As far as adventure games are concerned, I think it’s safe to assume that kids want something immediately gratifying, easy, fun, funny, and or otherwise engaging. These are basic and general qualities that shouldn’t be a stretch for any developer. As a rule, younger children are fairly predictable and uncomplicated, so fulfilling these basic requirements should be easy, right? The reality is that often the end results are more cookie-cutter than creative and inspiring.
With so many PC games available for kids, it’s no wonder that many seem to be thrown together in tandem with a brand, or as an afterthought for the quick bucks that Saturday morning commercials generate.
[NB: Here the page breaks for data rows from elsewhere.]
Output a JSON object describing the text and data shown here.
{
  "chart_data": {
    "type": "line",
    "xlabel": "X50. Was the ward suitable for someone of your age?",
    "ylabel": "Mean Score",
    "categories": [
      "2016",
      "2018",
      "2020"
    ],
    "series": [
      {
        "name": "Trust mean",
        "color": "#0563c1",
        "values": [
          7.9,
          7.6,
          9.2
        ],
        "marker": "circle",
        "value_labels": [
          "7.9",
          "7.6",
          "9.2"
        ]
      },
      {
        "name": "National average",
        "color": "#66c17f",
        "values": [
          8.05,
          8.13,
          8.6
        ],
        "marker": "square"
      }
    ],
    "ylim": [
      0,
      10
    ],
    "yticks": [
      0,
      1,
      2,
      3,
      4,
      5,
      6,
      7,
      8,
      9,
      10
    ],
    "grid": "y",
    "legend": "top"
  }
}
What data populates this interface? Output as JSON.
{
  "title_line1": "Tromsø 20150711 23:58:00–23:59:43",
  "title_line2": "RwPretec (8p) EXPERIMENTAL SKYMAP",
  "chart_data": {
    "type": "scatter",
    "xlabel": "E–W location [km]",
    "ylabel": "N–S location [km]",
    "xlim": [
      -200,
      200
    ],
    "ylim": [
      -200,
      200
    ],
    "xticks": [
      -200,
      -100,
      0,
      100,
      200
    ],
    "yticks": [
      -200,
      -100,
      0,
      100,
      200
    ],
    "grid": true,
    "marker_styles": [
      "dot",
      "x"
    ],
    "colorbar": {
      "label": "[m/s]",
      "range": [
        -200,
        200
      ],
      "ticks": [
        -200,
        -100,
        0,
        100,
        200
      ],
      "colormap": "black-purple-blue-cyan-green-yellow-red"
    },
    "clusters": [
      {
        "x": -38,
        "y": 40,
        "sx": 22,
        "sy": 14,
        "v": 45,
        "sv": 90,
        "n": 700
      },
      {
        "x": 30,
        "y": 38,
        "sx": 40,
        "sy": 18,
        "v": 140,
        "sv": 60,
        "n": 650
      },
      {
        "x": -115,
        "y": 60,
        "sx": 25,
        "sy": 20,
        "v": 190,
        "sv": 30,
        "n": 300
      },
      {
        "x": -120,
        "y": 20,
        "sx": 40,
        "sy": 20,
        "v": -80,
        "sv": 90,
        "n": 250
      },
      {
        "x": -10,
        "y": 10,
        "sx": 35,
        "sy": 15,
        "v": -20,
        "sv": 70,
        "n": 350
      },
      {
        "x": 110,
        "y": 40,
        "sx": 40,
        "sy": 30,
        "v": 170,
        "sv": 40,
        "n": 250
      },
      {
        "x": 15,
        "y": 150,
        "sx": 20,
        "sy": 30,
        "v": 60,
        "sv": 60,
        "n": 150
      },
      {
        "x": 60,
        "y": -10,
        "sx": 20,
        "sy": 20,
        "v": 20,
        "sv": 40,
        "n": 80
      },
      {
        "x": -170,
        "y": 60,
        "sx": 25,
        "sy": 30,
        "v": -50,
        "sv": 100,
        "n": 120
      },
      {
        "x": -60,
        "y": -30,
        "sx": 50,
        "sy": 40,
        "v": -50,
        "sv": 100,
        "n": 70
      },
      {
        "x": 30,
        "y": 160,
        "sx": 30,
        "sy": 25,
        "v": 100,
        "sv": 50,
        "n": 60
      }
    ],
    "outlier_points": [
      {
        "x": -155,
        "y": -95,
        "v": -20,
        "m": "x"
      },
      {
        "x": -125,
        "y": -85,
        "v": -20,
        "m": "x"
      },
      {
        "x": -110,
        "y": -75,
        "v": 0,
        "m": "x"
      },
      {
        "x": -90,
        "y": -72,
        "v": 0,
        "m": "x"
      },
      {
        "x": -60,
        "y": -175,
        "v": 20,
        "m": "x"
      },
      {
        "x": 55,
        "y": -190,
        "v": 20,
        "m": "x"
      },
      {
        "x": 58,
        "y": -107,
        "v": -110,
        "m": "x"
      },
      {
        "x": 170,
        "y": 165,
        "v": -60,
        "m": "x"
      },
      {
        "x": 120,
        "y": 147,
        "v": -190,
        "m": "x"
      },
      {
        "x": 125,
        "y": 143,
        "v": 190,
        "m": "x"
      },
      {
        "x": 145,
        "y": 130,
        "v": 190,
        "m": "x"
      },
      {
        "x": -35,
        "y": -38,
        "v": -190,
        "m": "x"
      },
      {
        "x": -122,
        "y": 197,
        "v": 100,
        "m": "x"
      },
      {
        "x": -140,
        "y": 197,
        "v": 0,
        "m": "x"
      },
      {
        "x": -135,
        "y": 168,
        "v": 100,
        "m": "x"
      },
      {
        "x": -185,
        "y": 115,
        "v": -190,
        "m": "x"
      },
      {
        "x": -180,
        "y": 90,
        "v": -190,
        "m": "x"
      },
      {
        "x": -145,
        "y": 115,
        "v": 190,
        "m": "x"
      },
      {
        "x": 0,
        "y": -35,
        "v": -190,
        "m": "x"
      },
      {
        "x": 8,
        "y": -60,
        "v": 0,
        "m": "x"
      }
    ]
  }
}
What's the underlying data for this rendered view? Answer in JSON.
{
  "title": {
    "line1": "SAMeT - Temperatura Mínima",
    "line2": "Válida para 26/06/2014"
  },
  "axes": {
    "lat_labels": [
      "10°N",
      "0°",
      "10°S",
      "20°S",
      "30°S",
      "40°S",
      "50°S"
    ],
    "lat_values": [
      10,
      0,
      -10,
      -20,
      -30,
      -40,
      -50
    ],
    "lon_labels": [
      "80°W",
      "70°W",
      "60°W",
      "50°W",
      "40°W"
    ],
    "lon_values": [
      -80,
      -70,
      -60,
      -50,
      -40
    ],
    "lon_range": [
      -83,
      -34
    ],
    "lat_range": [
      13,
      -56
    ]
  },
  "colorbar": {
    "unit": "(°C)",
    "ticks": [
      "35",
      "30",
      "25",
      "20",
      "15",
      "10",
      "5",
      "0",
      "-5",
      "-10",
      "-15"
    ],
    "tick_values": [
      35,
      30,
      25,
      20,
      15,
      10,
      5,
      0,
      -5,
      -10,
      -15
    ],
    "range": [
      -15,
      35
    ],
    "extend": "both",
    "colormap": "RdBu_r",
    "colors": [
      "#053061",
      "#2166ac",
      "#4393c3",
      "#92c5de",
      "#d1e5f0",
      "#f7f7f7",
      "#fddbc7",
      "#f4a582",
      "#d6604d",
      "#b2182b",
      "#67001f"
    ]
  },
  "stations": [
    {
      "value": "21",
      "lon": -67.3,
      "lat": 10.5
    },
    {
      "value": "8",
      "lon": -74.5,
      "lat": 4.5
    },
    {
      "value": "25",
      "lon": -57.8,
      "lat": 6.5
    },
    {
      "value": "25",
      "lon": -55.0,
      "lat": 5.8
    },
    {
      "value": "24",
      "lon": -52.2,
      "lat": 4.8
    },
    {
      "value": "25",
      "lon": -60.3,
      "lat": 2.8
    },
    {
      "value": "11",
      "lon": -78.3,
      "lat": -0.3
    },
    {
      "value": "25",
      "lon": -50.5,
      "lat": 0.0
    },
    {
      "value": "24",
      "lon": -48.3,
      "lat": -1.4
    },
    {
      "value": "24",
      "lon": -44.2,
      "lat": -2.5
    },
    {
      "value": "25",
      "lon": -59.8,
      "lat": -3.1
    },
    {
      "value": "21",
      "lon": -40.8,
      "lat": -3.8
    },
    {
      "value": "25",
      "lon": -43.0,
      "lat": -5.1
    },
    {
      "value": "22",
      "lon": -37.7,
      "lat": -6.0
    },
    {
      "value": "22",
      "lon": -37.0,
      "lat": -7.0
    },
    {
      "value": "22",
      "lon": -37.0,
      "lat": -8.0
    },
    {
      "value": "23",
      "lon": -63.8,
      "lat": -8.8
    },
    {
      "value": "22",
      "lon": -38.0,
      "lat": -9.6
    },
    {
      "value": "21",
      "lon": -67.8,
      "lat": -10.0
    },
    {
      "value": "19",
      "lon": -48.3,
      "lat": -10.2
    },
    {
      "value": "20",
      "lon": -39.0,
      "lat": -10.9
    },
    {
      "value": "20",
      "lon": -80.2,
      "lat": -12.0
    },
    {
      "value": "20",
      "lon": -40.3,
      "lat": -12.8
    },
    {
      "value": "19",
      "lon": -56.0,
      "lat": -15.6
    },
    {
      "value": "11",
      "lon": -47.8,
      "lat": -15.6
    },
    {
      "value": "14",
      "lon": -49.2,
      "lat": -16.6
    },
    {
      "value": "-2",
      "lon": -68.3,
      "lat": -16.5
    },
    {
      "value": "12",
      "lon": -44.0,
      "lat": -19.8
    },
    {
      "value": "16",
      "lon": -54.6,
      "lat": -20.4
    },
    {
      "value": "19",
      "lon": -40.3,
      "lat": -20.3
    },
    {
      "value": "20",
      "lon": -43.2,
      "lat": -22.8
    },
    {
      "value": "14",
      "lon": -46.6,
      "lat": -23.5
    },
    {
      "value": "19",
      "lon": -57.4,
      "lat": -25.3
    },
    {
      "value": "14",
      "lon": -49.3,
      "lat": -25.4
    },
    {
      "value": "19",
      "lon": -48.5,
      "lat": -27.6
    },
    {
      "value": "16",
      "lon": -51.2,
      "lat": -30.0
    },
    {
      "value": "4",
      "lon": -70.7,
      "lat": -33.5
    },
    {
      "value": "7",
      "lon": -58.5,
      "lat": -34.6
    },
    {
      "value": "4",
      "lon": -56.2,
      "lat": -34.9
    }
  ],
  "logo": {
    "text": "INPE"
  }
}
It is with due merit then, that Adventure Gamers asks the question: what will the future of adventure games for children be?
To get a glimpse of what that future might be, it’s necessary to consider what’s currently available to our kids in the way of adventure games, and those games whose prime directive is fun and adventure.
What They Get
Children’s adventures are probably best thought of as a small bezel in a clockwork market. The “adventure” often gets blended in and sometimes altogether lost in a genre-mixing puree that’s anything but “pure.” At least in the terms we are discussing here. So what we have is a bevy of games that borrow the exciting elements of adventure games but often fail to carry them through responsibly.
The majority of PC games for kids are brand based. It’s a given that if a child likes a TV show, they’ll inevitably talk their parents into getting brand-based EVERYTHING. Consider, for example, what has become the ageless phenomenon of SpongeBob Squarepants. THQ uses the Nickelodeon license well with this and many of the most popular kids shows, and many of the resulting games have been of excellent quality. Also included among them are monster sellers such as Hot Wheels, Bob the Builder and animated movie tie-ins like the recent Finding Nemo.
Then you have the smaller developers and publishers whose focus is on creating their own characters, such as Freddie Fish, Pajama Sam, SPY Fox, Putt-Putt, and others. These are all Humongous Entertainment creations, though now a division of Infogrames, currently owned by Atari Kids. These games focus on entertaining while teaching; encouraging responsibility, teamwork, critical thinking, and involving children in story lines of varying complexity. I have to say, most of the games developed by Humongous (and I own all but a few titles) successfully pull this off, and in fact, some have a flavor distinctly reminiscent of older LucasArts adventures (see SPY Fox and Pajama Sam).